To reduce this destructive effect, Feltham recommends children brush their teeth or rinse out their mouths no more than 20 minutes after eating this candy. However, she remains adamant that parents should carefully monitor the candy their children are consuming.

“It is my opinion and belief that this newer and more concentrated type of ‘sour acid sugar candy’ makes chocolate and other old-fashioned candy look ‘safe’ in comparison,” Feltham stated. “I warn my patients to carefully check candy labels for these types of acids and sugars.
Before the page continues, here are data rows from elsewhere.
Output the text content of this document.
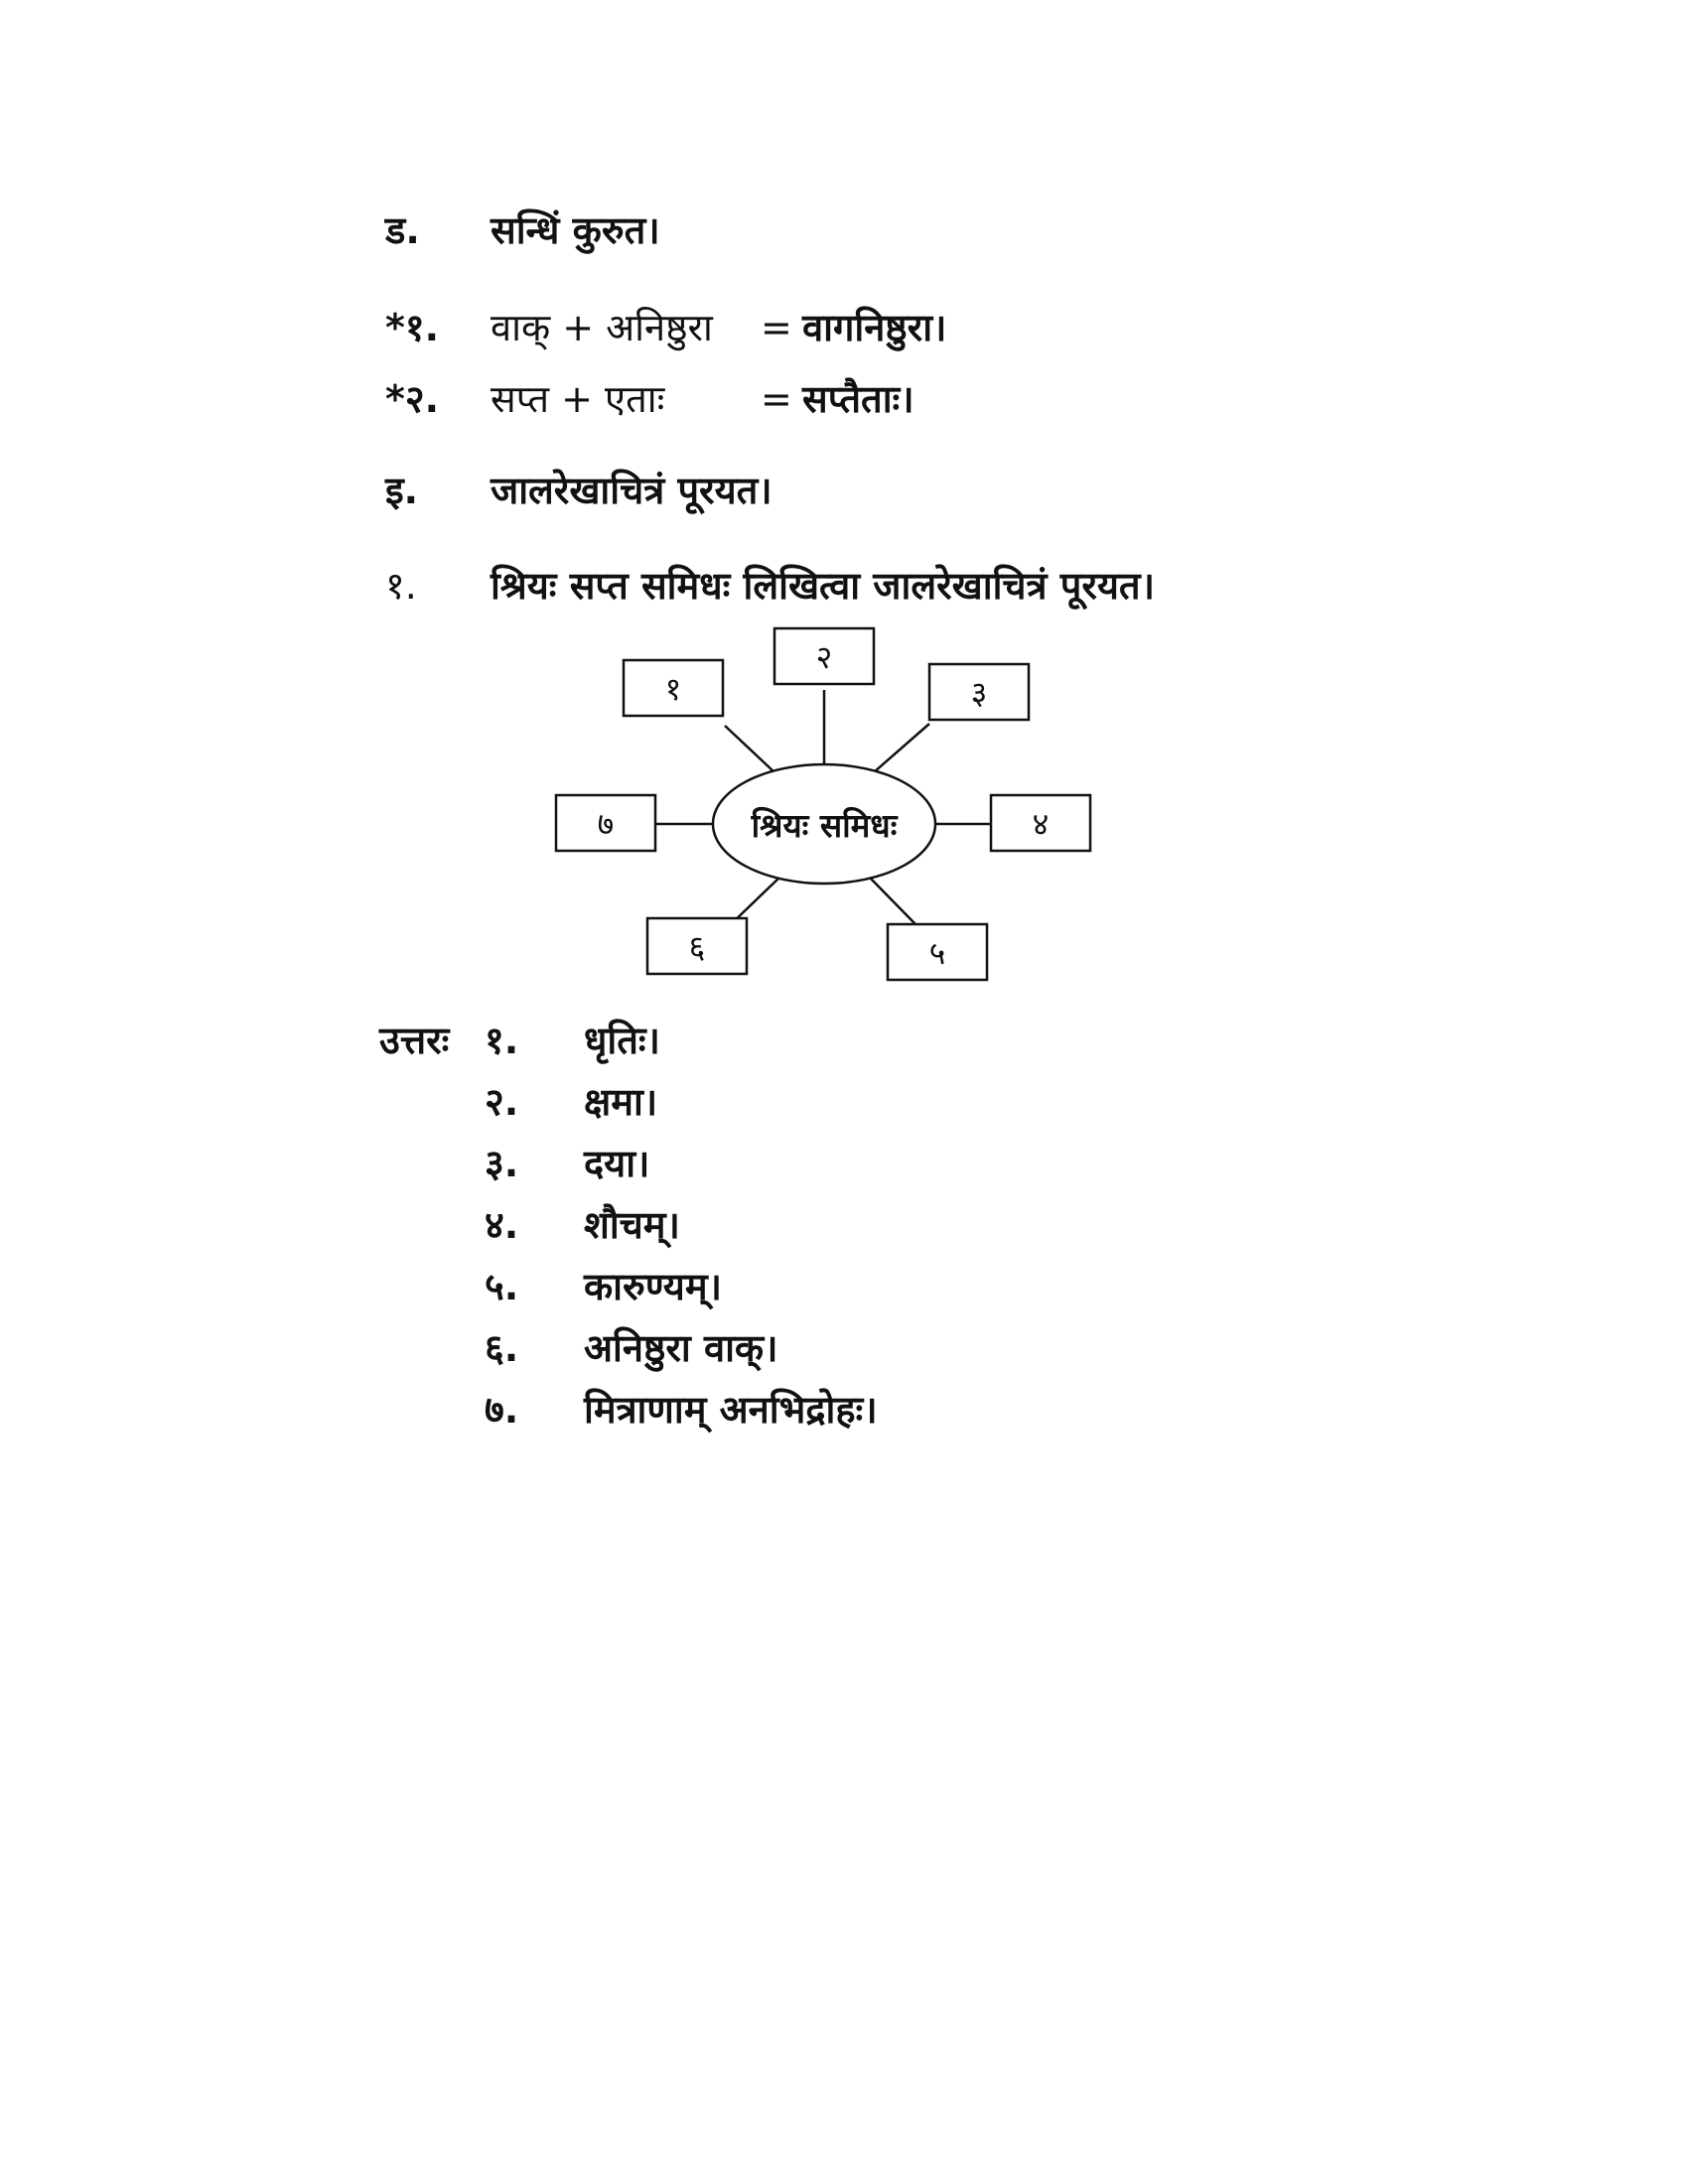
ड. सन्धिं कुरुत।
*१. वाक् + अनिष्ठुरा = वागनिष्ठुरा।
*२. सप्त + एताः	= सप्तैताः।
इ. जालरेखाचित्रं पूरयत।
१. श्रियः सप्त समिधः लिखित्वा जालरेखाचित्रं पूरयत।
श्रियः समिधः
१
२
३
४
५
६
७
उत्तरः १. धृतिः।
२. क्षमा।
३. दया।
४. शौचम्।
५. कारुण्यम्।
६. अनिष्ठुरा वाक्।
७. मित्राणाम् अनभिद्रोहः।
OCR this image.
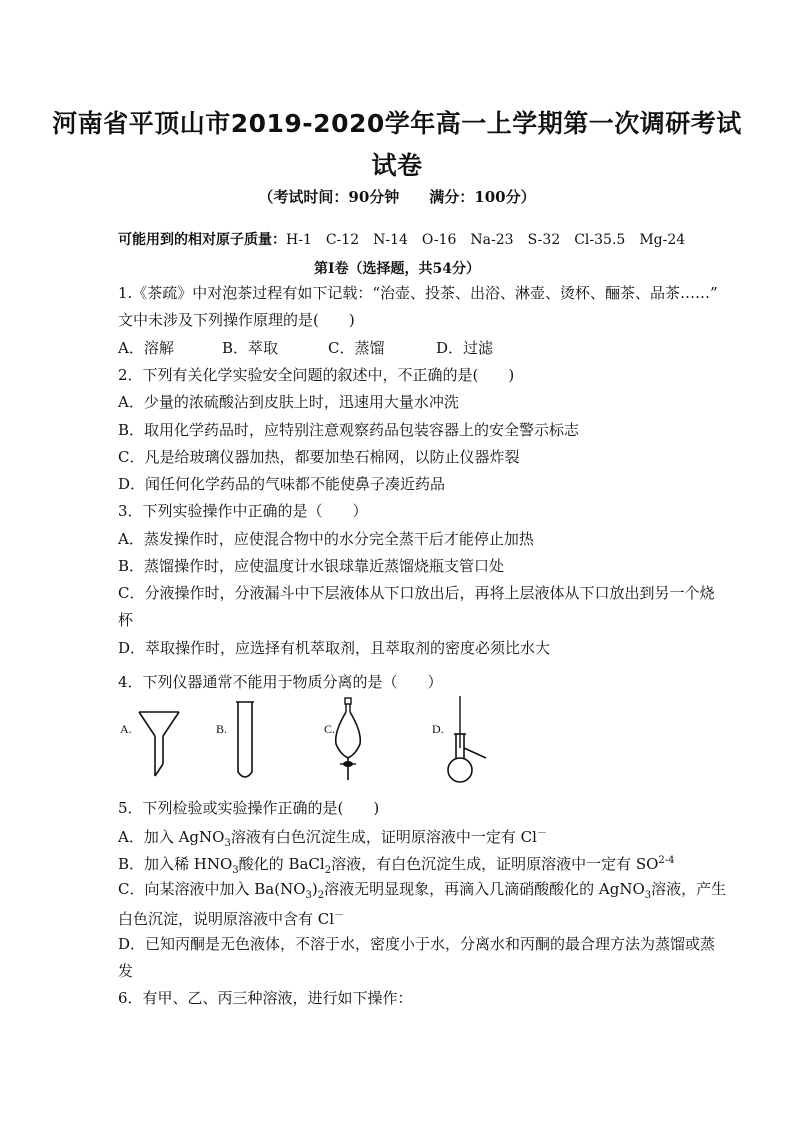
河南省平顶山市2019-2020学年高一上学期第一次调研考试
试卷
（考试时间：90分钟　　满分：100分）
可能用到的相对原子质量：H-1　C-12　N-14　O-16　Na-23　S-32　Cl-35.5　Mg-24
第Ⅰ卷（选择题，共54分）
1.《茶疏》中对泡茶过程有如下记载：“治壶、投茶、出浴、淋壶、烫杯、酾茶、品茶……”
文中未涉及下列操作原理的是(　　)
A．溶解	B．萃取	C．蒸馏	D．过滤
2．下列有关化学实验安全问题的叙述中，不正确的是(　　)
A．少量的浓硫酸沾到皮肤上时，迅速用大量水冲洗
B．取用化学药品时，应特别注意观察药品包装容器上的安全警示标志
C．凡是给玻璃仪器加热，都要加垫石棉网，以防止仪器炸裂
D．闻任何化学药品的气味都不能使鼻子凑近药品
3．下列实验操作中正确的是（　　）
A．蒸发操作时，应使混合物中的水分完全蒸干后才能停止加热
B．蒸馏操作时，应使温度计水银球靠近蒸馏烧瓶支管口处
C．分液操作时，分液漏斗中下层液体从下口放出后，再将上层液体从下口放出到另一个烧
杯
D．萃取操作时，应选择有机萃取剂，且萃取剂的密度必须比水大
4．下列仪器通常不能用于物质分离的是（　　）
A.	B.	C.	D.
5．下列检验或实验操作正确的是(　　)
A．加入 AgNO$_3$溶液有白色沉淀生成，证明原溶液中一定有 Cl－
B．加入稀 $HNO_3$酸化的 BaCl$_2$溶液，有白色沉淀生成，证明原溶液中一定有 SO$^{2-4}$
C．向某溶液中加入 $Ba(NO_3)_2$溶液无明显现象，再滴入几滴硝酸酸化的 AgNO$_3$溶液，产生
白色沉淀，说明原溶液中含有 Cl－
D．已知丙酮是无色液体，不溶于水，密度小于水，分离水和丙酮的最合理方法为蒸馏或蒸
发
6．有甲、乙、丙三种溶液，进行如下操作：
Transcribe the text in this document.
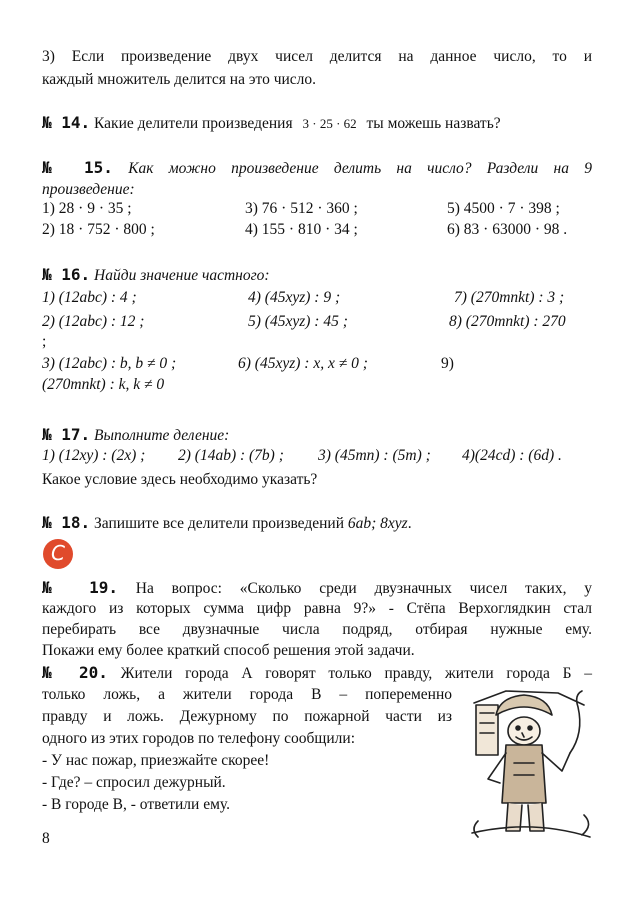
3) Если произведение двух чисел делится на данное число, то и
каждый множитель делится на это число.
№ 14. Какие делители произведения 3 · 25 · 62 ты можешь назвать?
№ 15. Как можно произведение делить на число? Раздели на 9
произведение:
1) 28 · 9 · 35 ;	3) 76 · 512 · 360 ;	5) 4500 · 7 · 398 ;
2) 18 · 752 · 800 ;	4) 155 · 810 · 34 ;	6) 83 · 63000 · 98 .
№ 16. Найди значение частного:
1) (12abc) : 4 ;	4) (45xyz) : 9 ;	7) (270mnkt) : 3 ;
2) (12abc) : 12 ;	5) (45xyz) : 45 ;	8) (270mnkt) : 270
;
3) (12abc) : b, b ≠ 0 ;	6) (45xyz) : x, x ≠ 0 ;	9)
(270mnkt) : k, k ≠ 0
№ 17. Выполните деление:
1) (12xy) : (2x) ; 2) (14ab) : (7b) ; 3) (45mn) : (5m) ; 4)(24cd) : (6d) .
Какое условие здесь необходимо указать?
№ 18. Запишите все делители произведений 6ab; 8xyz.
С
№ 19. На вопрос: «Сколько среди двузначных чисел таких, у
каждого из которых сумма цифр равна 9?» - Стёпа Верхоглядкин стал
перебирать все двузначные числа подряд, отбирая нужные ему.
Покажи ему более краткий способ решения этой задачи.
№ 20. Жители города А говорят только правду, жители города Б –
только ложь, а жители города В – попеременно
правду и ложь. Дежурному по пожарной части из
одного из этих городов по телефону сообщили:
- У нас пожар, приезжайте скорее!
- Где? – спросил дежурный.
- В городе В, - ответили ему.
8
I have yet to find candy companies list on labels the pH level of their candies.”

Common names of various citrus acids found in ‘sour acid sugar candy’ include: citric, malic, tartaric, fumaric and lactic acid. So, parents should check their children’s ‘trick or treat’ bags for this destructive candy and toss it out!

Erika Feltham is affiliated with the dental office of Dr. Ed Stewart and Dr. Charles Basso.